Los miles se iban reduciendo poco a poco, casi al tiempo con la muerte del sol tras los edificios. La noche llegó con una esperanza dolorosa: al fin y al cabo si era un asesino, o un grupo de asesinos, serían ellos los últimos con vida, y alguien en este vasto mundo sabría quién o qué fue y quizás podría hacer justicia al fin. Eso fue suficiente para los ahora cientos de ciudadanos que daban un último esfuerzo por salvar su historia y vida. No había tiempo para incriminarse unos a otros; era bastante común intentar adivinar, para luego ver morir al inculpado frente a ellos mientras juraba que no era él.

Son las diez de la noche. Los sobrevivientes se han reunido en una pequeña iglesia, en el centro de la ciudad. Hay un soldado raso, una arreglista musical, un escritor desconocido, y una profesora de bachillerato. Cada uno observa en el otro la ironía de no tener una explicación de lo que es inexplicable. Tras los minutos en que se desearon lo mejor, se abrazaron y acordaron morir haciendo cada uno lo que sabe hacer, despidiéndose con la imprudente apuesta: Veremos quien muere primero y quien al final.

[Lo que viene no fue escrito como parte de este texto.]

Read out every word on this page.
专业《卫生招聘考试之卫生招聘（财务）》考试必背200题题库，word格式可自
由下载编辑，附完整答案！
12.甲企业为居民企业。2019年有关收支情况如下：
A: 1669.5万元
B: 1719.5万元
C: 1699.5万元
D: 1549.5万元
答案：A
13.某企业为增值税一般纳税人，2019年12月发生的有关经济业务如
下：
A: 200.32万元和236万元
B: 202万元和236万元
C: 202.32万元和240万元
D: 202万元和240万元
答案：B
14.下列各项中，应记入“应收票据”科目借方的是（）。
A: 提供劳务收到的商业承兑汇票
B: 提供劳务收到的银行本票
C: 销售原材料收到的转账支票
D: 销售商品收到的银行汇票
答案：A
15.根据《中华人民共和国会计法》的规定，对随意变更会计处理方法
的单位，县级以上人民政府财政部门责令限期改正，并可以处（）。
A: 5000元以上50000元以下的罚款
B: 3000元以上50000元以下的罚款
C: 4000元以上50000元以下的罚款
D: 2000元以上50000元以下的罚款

Falta un cuarto para las doce. El escritor levanta la mirada, en el último segmento de su escrito, y observa cómo cae fulminado el joven militar, que prestaba guardia como es debido. Faltando casi 10 minutos para la medianoche,  gira para ver desvanecerse a la maestra de jóvenes, quien apenas pudo terminar de preparar esa última lección. Y con las que habrían sido las 12 campanadas de esta iglesia, se levanta, camina, y se despide con un fuerte abrazo de la amante de la música. Recoge sus partituras del suelo, cierra la puerta de la iglesia, y piensa mientras se aleja cuál sera la ruta mas corta a casa.